2-Ancak 3402 sayılı kadastro kanunu özü itibariyle bir tasfiye kanunudur.Kanunun birinci derecedeki amacı tapusuz taşınmazları tapulu hale getirmek ve onları çapa
(haritaya)kavuşturmaktır.İkinci derecedeki amacı ise hak sahibini saptamaktır.Hak sahibinin saptanmasında eğer herhangi bir yanlışlık var ise her ilgili tespitlerin kesinleştiği tarihten itibaren 10 yıl içinde genel mahkemeye dava açabilir.10 yıllık dava açma süresi hak düşürücü süre olduğundan hakim tarafından da resen gözetilir.Yani tespit ve tescilde ne kadar yanlışlık ,ağır hata olursa olsun veya davalı taraf duruşmaya gelip aleyhine açılan davayı kabul etse dahi hakim 10 yıllık hak düşürücü süreyi resen gözetir ve süre geçmişse davayı ret eder.
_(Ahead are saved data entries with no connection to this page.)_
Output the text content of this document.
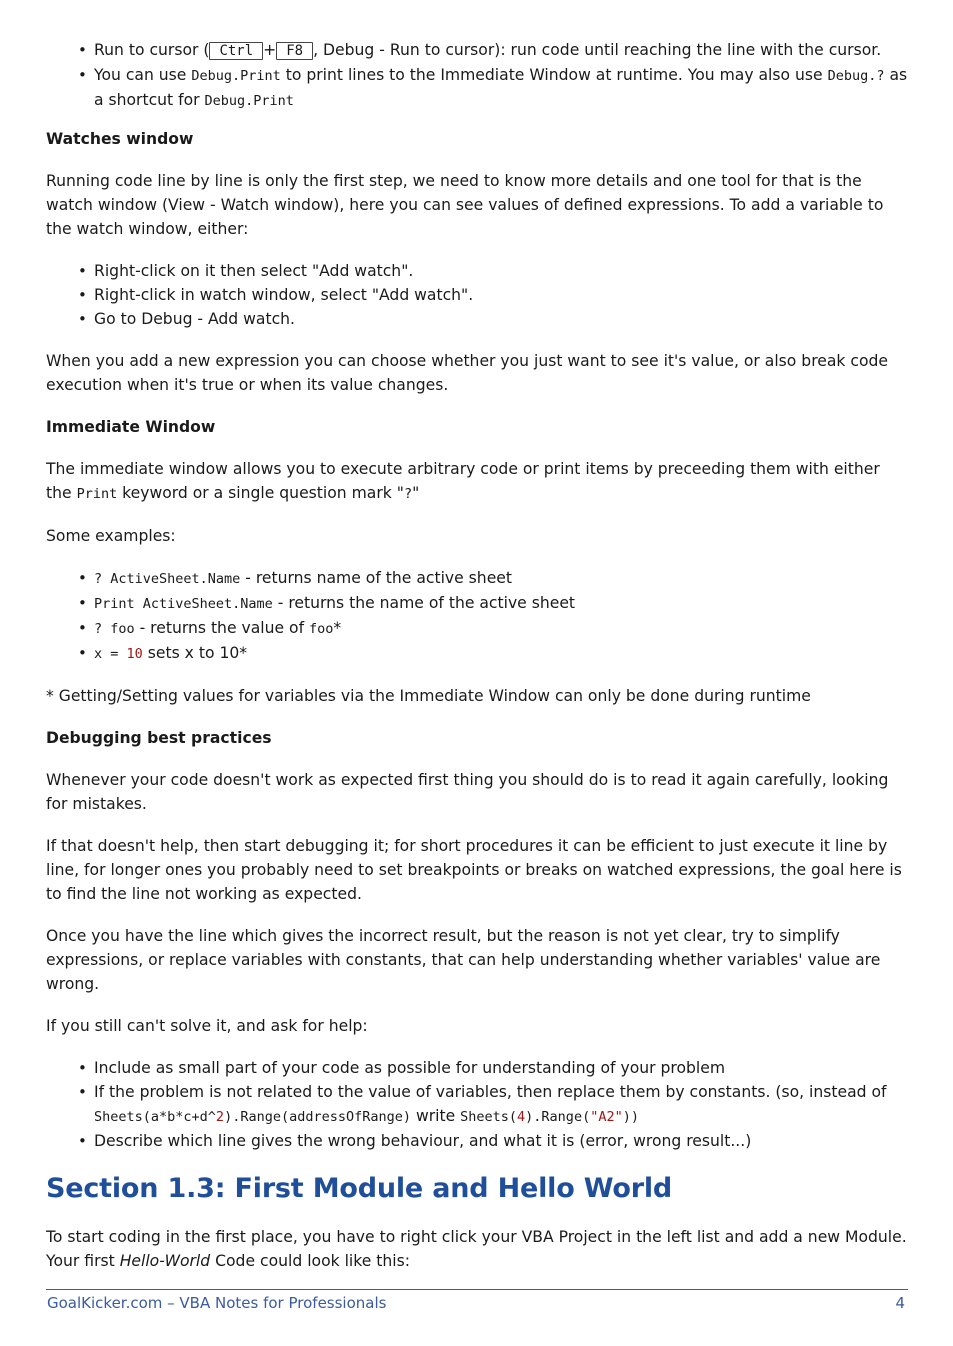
• Run to cursor ( Ctrl + F8 , Debug - Run to cursor): run code until reaching the line with the cursor.
• You can use Debug.Print to print lines to the Immediate Window at runtime. You may also use Debug.? as a shortcut for Debug.Print
Watches window

Running code line by line is only the first step, we need to know more details and one tool for that is the watch window (View - Watch window), here you can see values of defined expressions. To add a variable to the watch window, either:

• Right-click on it then select "Add watch".
• Right-click in watch window, select "Add watch".
• Go to Debug - Add watch.

When you add a new expression you can choose whether you just want to see it's value, or also break code execution when it's true or when its value changes.

Immediate Window

The immediate window allows you to execute arbitrary code or print items by preceeding them with either the Print keyword or a single question mark "?"

Some examples:

• ? ActiveSheet.Name - returns name of the active sheet
• Print ActiveSheet.Name - returns the name of the active sheet
• ? foo - returns the value of foo*
• x = 10 sets x to 10*

* Getting/Setting values for variables via the Immediate Window can only be done during runtime

Debugging best practices

Whenever your code doesn't work as expected first thing you should do is to read it again carefully, looking for mistakes.

If that doesn't help, then start debugging it; for short procedures it can be efficient to just execute it line by line, for longer ones you probably need to set breakpoints or breaks on watched expressions, the goal here is to find the line not working as expected.

Once you have the line which gives the incorrect result, but the reason is not yet clear, try to simplify expressions, or replace variables with constants, that can help understanding whether variables' value are wrong.

If you still can't solve it, and ask for help:

• Include as small part of your code as possible for understanding of your problem
• If the problem is not related to the value of variables, then replace them by constants. (so, instead of Sheets(a*b*c+d^2).Range(addressOfRange) write Sheets(4).Range("A2"))
• Describe which line gives the wrong behaviour, and what it is (error, wrong result...)
Section 1.3: First Module and Hello World

To start coding in the first place, you have to right click your VBA Project in the left list and add a new Module. Your first Hello-World Code could look like this:

GoalKicker.com – VBA Notes for Professionals	4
2-taşınmaz satım vaadinin taşınmazın tapusuz halde iken mi yoksa kadastro geçtikten sonra mı (yani tapulu hale geldikten) düzenlendiğini sorunuzdan tam olarak anlayamadım. Eğer tapusuz halde iken düzenlenmişse tapusuz taşınmaza ilişkin miras payının devri sonucunu doğurur. Yani 1.madde de anlattığım aynı hukuksal sonucu ortaya çıkarır.(sözleşmenin başlığı taşınmaz satım vaadi olsa bile sözleşmenin düzenlendiği anda taşınmaz tapusuz olduğundan köy satış senedi( menkul mala ilişkin zilyetliğin devri) mahiyetindedir).

3-Taşınmaz satım vaadi taşınmaz tapulu hale geldikten sonra düzenlenmiş ise ve badegülün payını halen kardeşleri Ayşegül ile Fatmagül kullanmakta ise ferağa icbar(temliken tescil) davasını süre kaydı olmadan her zaman açabilirsiniz.